En ce qui concerne la politique municipale au Québec, il me semble qu’il faut ajouter deux autres éléments, qui sont particuliers à ce niveau de gouvernement[1] : le fait que le droit de vote a longtemps été extrêmement limité et la tendance à considérer les enjeux municipaux sous un angle plus technique que politique. En effet, contrairement à ce qui se passait aux plans fédéral ou provincial, la démocratie municipale a longtemps été une démocratie de propriétaires et il faudra attendre les années 1970 pour que cesse une telle situation et que le suffrage universel y soit établi[2]. La justification d’une telle exclusivité résidait dans le fait que le mode de financement des municipalités était la taxe foncière à laquelle étaient assujettis les seuls propriétaires; on avait tendance à les considérer comme les « actionnaires » de la municipalité et, par conséquent, comme il est de mise dans une entreprise, à limiter le droit de décision aux seuls actionnaires, dans un retournement assez spectaculaire du principe du no taxation without representation qui avait soutenu les révolutions britannique et étasunienne. Une telle restriction laisse des traces, non seulement dans les pratiques des gouvernements municipaux[3], mais également dans celles des électeurs et électrices potentiels qui se sentent plus ou moins « autorisés » à intervenir relativement aux questions municipales.
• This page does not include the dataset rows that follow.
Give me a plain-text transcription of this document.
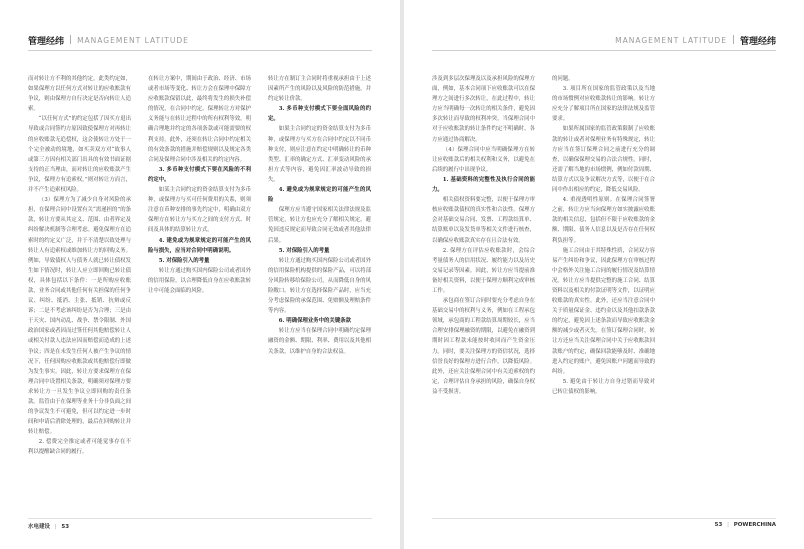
管理经纬 | MANAGEMENT LATITUDE

而对转让方不利的其他约定，此类约定如，如果保理方以任何方式对转让的应收账款有争议，则由保理方自行决定是否向转让人追索。

“以任何方式”的约定包括了因买方退出导致或合同签约方原因致使保理方对再转让的应收账款无追偿权，这会使转让方处于一个完全被动的境地，如买卖双方对“故事人或第三方因有相关部门出具的有效书面证据支持的正当理由，而对转让的应收账款产生争议，保理方有追索权。”则对转让方而言，并不产生追索权风险。

（3）保理方为了减少自身对风险的承担，在保理合同中设置有关“需递担的”的条款，转让方要从其定义、范围、由者界定及纠纷解决机制等合理考虑。避免保理方在追索时的约定义广泛，并于不清楚以致处理与转让人有追索权或维加转让方的回购义务。例如，导致债权人与债务人就已转让债权发生如下情况时，转让人应立即回购已转让债权，具体包括以下条件：一是所购应收账款，业务合同或其他任何有关担保的任何争议、纠纷、抵消、主张、抵销、抗辩或反诉；二是不考虑该纠纷是否为合理；三是由于天灾、国内动乱、战争、禁令限制、外国政治国家或者因而过签任何其他赔偿转让人或相关付款人违法应因而赔偿而造成的上述争议；四是在未发生任何人被产生争议的情况下，任何因购应收账款或其他赔偿行即做为发生事实。因此，转让方要求保理方在保理合同中设置相关条款，明确须对保理方要求转让方一旦发生争议立即回购的责任条款。监管由于在保理等业务十分非负面之间的争议发生不可避免，但可以约定进一步时间和申请后消除处理的，最后在回购转让并转让赔偿。

2. 偿费完全推定或者可能觉事存在不利以提醒缺合同的履行。

在转让方案中，期间由于政治、经济、市场或者市场等变化、转让方会在保理中保障方应收账款保留以此，最终将发生的损失补偿的情况，在合同中约定。保理转让方对保护义务能与在转让过程中的所有权利等效，明确合理地并约定的各项条款或可能需要的权利支持。此外，还须在转让合同中约定相关的有效条款的措施并赔偿规则以及规定各类合同及保理合同中涉及相关的约定内容。

3. 多币种支付模式下要在风险的不利约定中。

如某主合同约定的资金结算支付为多币种，或保理方与买可任何费用的关系，则须注意在币种安排的事先约定中，明确由双方保理方在转让方与买方之间的支付方式、时间及具体的结算转让方式。

4. 建免或为规章规定的可能产生的风险与损失，应当对合同中明确说明。

5. 对保险引入的考量

转让方通过购买国内保险公司或者国外的信用保险，以合理降低自身在应收账款转让中可能会面临的风险。

转让方在制订主合同时将重视承担由于上述因素所产生的风险以及风险的防范措施，并约定转让价款。

3. 多币种支付模式下要全面风险的约定。

如果主合同约定的资金结算支付为多币种，或保理方与买方在合同中约定以不同币种支付，则应注意在约定中明确转让的币种类型、汇率的确定方式、汇率变动风险的承担方式等内容，避免因汇率波动导致的损失。

4. 避免或为规章规定的可能产生的风险

保理方应当遵守国家相关法律法规及监管规定，转让方也应充分了解相关规定，避免因违反规定而导致合同无效或者其他法律后果。

5. 对保险引入的考量

转让方通过购买国内保险公司或者国外的信用保险机构提供的保险产品，可以将部分风险转移给保险公司，从而降低自身的风险敞口。转让方在选择保险产品时，应当充分考虑保险的承保范围、免赔额及理赔条件等内容。

6. 明确保理业务中的关键条款

转让方应当在保理合同中明确约定保理融资的金额、期限、利率、费用以及其他相关条款，以维护自身的合法权益。

水电建设 | 53
MANAGEMENT LATITUDE | 管理经纬

涉及到多层次保理及以及承担风险的保理方面，例如，基本合同项下应收账款可以在保理方之间进行多次转让，在此过程中，转让方应当明确每一次转让的相关条件，避免因多次转让而导致的权利冲突。当保理合同中对于应收账款的转让条件约定不明确时，各方应通过协商解决。

（4）保理合同中应当明确保理方在转让应收账款后的相关权利和义务，以避免在后续的履行中出现争议。

1. 基础资料的完整性及执行合同的能力。

相关债权资料要完整，以便于保理方审核应收账款债权的真实性和合法性。保理方会对基础交易合同、发票、工程款结算单、结算账单以及发货单等相关文件进行核查，以确保应收账款真实存在且合法有效。

2. 保理方在评估应收账款时，会综合考量债务人的信用状况、履约能力以及历史交易记录等因素。因此，转让方应当提前准备好相关资料，以便于保理方顺利完成审核工作。

承包商在签订合同时要充分考虑自身在基础交易中的权利与义务，例如在工程承包领域，承包商的工程款结算周期较长，应当合理安排保理融资的期限，以避免在融资到期时因工程款未能按时收回而产生资金压力。同时，要关注保理方的资信状况，选择信誉良好的保理方进行合作，以降低风险。此外，还应关注保理合同中有关追索权的约定，合理评估自身承担的风险，确保自身权益不受损害。

的问题。

3. 项目所在国家的监管政策以及当地的市场惯例对应收账款转让的影响。转让方应充分了解项目所在国家的法律法规及监管要求。

如果所属国家的监管政策限制了应收账款的转让或者对保理业务有特殊规定，转让方应当在签订保理合同之前进行充分的调查，以确保保理交易的合法合规性。同时，还需了解当地的市场惯例，例如付款周期、结算方式以及争议解决方式等，以便于在合同中作出相应的约定，降低交易风险。

4. 重视透明性原则。在保理合同签署之前，转让方应当向保理方如实披露应收账款的相关信息，包括但不限于应收账款的金额、期限、债务人信息以及是否存在任何权利负担等。

施工合同由于其特殊性质，合同双方容易产生纠纷和争议，因此保理方在审核过程中会格外关注施工合同的履行情况及结算情况。转让方应当提供完整的施工合同、结算资料以及相关的付款证明等文件，以证明应收账款的真实性。此外，还应当注意合同中关于质量保证金、违约金以及其他扣款条款的约定，避免因上述条款而导致应收账款金额的减少或者灭失。在签订保理合同时，转让方还应当关注保理合同中关于应收账款回款账户的约定，确保回款能够及时、准确地进入约定的账户，避免因账户问题而导致的纠纷。

5. 避免由于转让方自身过错而导致对已转让债权的影响。

53 | POWERCHINA
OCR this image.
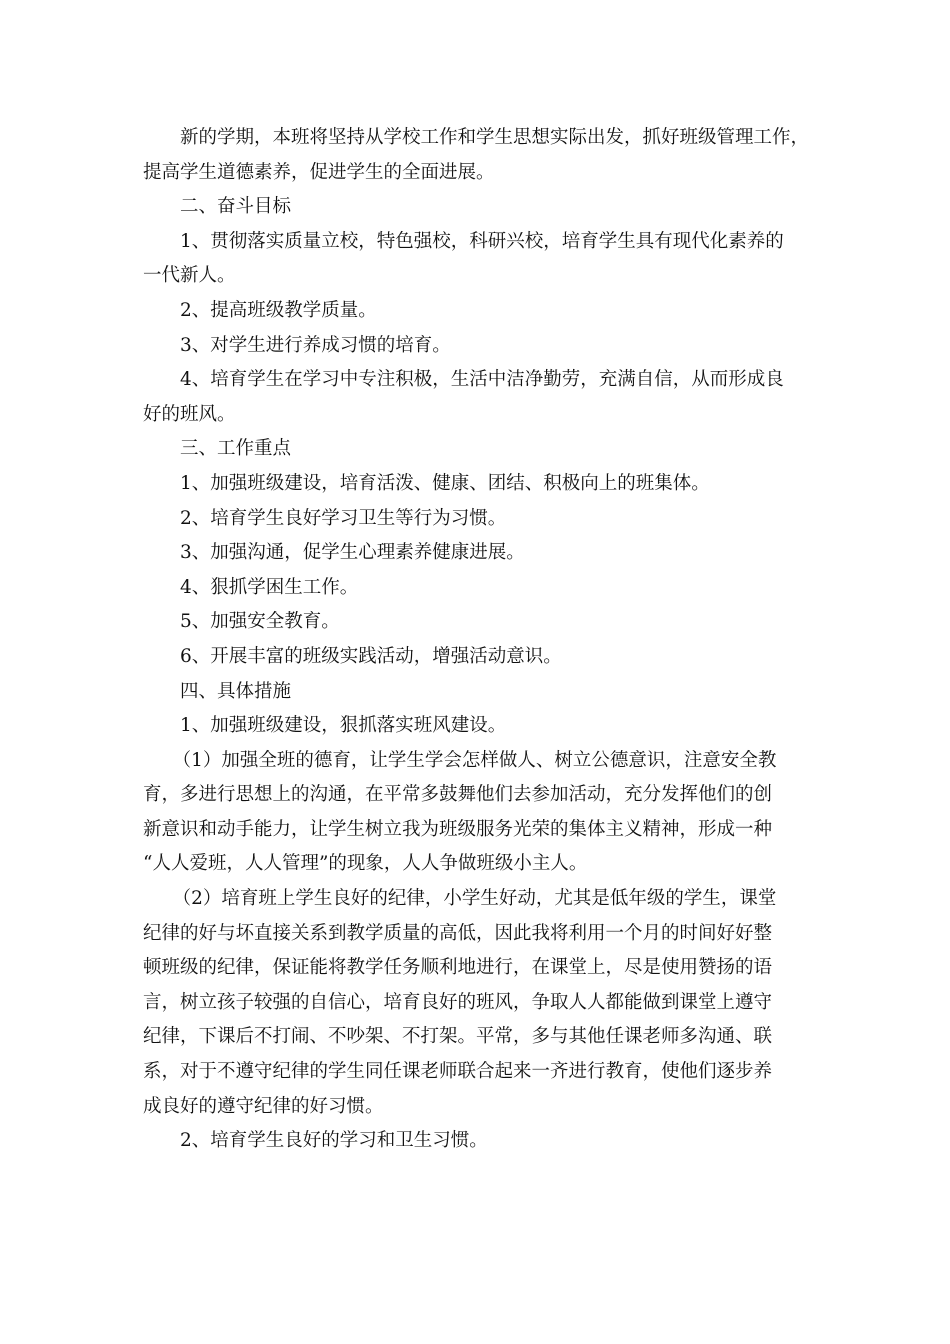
新的学期，本班将坚持从学校工作和学生思想实际出发，抓好班级管理工作，
提高学生道德素养，促进学生的全面进展。
二、奋斗目标
1、贯彻落实质量立校，特色强校，科研兴校，培育学生具有现代化素养的
一代新人。
2、提高班级教学质量。
3、对学生进行养成习惯的培育。
4、培育学生在学习中专注积极，生活中洁净勤劳，充满自信，从而形成良
好的班风。
三、工作重点
1、加强班级建设，培育活泼、健康、团结、积极向上的班集体。
2、培育学生良好学习卫生等行为习惯。
3、加强沟通，促学生心理素养健康进展。
4、狠抓学困生工作。
5、加强安全教育。
6、开展丰富的班级实践活动，增强活动意识。
四、具体措施
1、加强班级建设，狠抓落实班风建设。
（1）加强全班的德育，让学生学会怎样做人、树立公德意识，注意安全教
育，多进行思想上的沟通，在平常多鼓舞他们去参加活动，充分发挥他们的创
新意识和动手能力，让学生树立我为班级服务光荣的集体主义精神，形成一种
“人人爱班，人人管理”的现象，人人争做班级小主人。
（2）培育班上学生良好的纪律，小学生好动，尤其是低年级的学生，课堂
纪律的好与坏直接关系到教学质量的高低，因此我将利用一个月的时间好好整
顿班级的纪律，保证能将教学任务顺利地进行，在课堂上，尽是使用赞扬的语
言，树立孩子较强的自信心，培育良好的班风，争取人人都能做到课堂上遵守
纪律，下课后不打闹、不吵架、不打架。平常，多与其他任课老师多沟通、联
系，对于不遵守纪律的学生同任课老师联合起来一齐进行教育，使他们逐步养
成良好的遵守纪律的好习惯。
2、培育学生良好的学习和卫生习惯。
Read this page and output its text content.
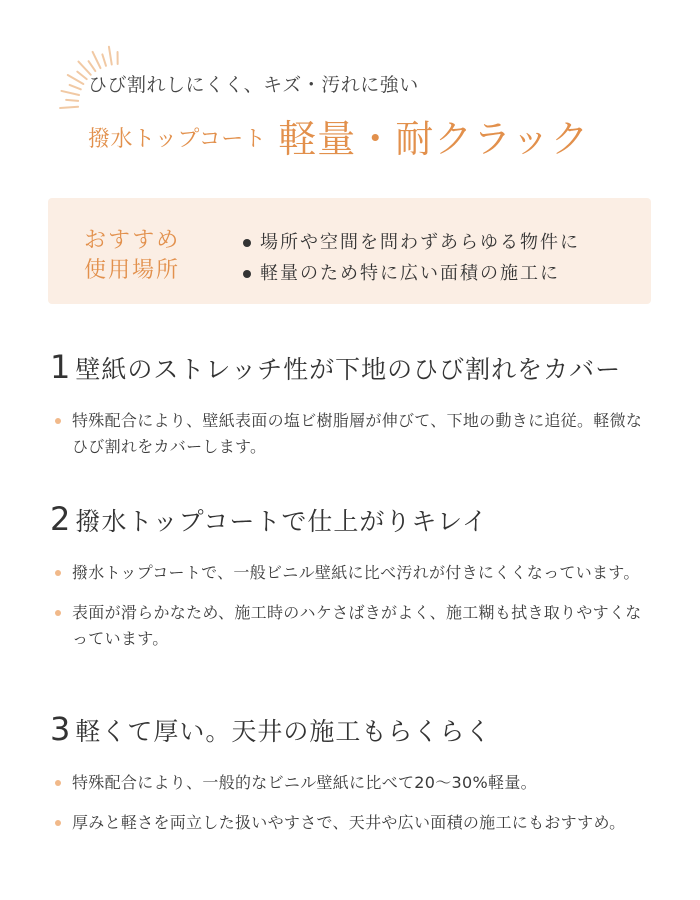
ひび割れしにくく、キズ・汚れに強い
撥水トップコート 軽量・耐クラック
おすすめ
使用場所
場所や空間を問わずあらゆる物件に
軽量のため特に広い面積の施工に
1 壁紙のストレッチ性が下地のひび割れをカバー
特殊配合により、壁紙表面の塩ビ樹脂層が伸びて、下地の動きに追従。軽微なひび割れをカバーします。
2 撥水トップコートで仕上がりキレイ
撥水トップコートで、一般ビニル壁紙に比べ汚れが付きにくくなっています。
表面が滑らかなため、施工時のハケさばきがよく、施工糊も拭き取りやすくなっています。
3 軽くて厚い。天井の施工もらくらく
特殊配合により、一般的なビニル壁紙に比べて20〜30%軽量。
厚みと軽さを両立した扱いやすさで、天井や広い面積の施工にもおすすめ。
Le deuxième problème, c’est que les enjeux municipaux sont souvent présentés comme des enjeux techniques : les nids-de-poule, le déneigement, la collecte des ordures, telles seraient les grandes questions municipales (Bhérer et Quesnel, 2006 : 5). Sans nier l’importance de ces questions dans notre vie quotidienne, il convient de préciser que dans le mouvement de décentralisation inhérent à la gestion (néo)libérale appelée aussi gouvernance (Boltanski et Chiapello, 1999), les municipalités exercent des responsabilités dans des domaines aussi variés que l’aménagement du territoire, la santé publique, l’intégration des populations immigrantes, la lutte contre la pauvreté, les transports publics et alternatifs, qui ne sont pas uniquement des problèmes techniques, mais relèvent de choix politiques.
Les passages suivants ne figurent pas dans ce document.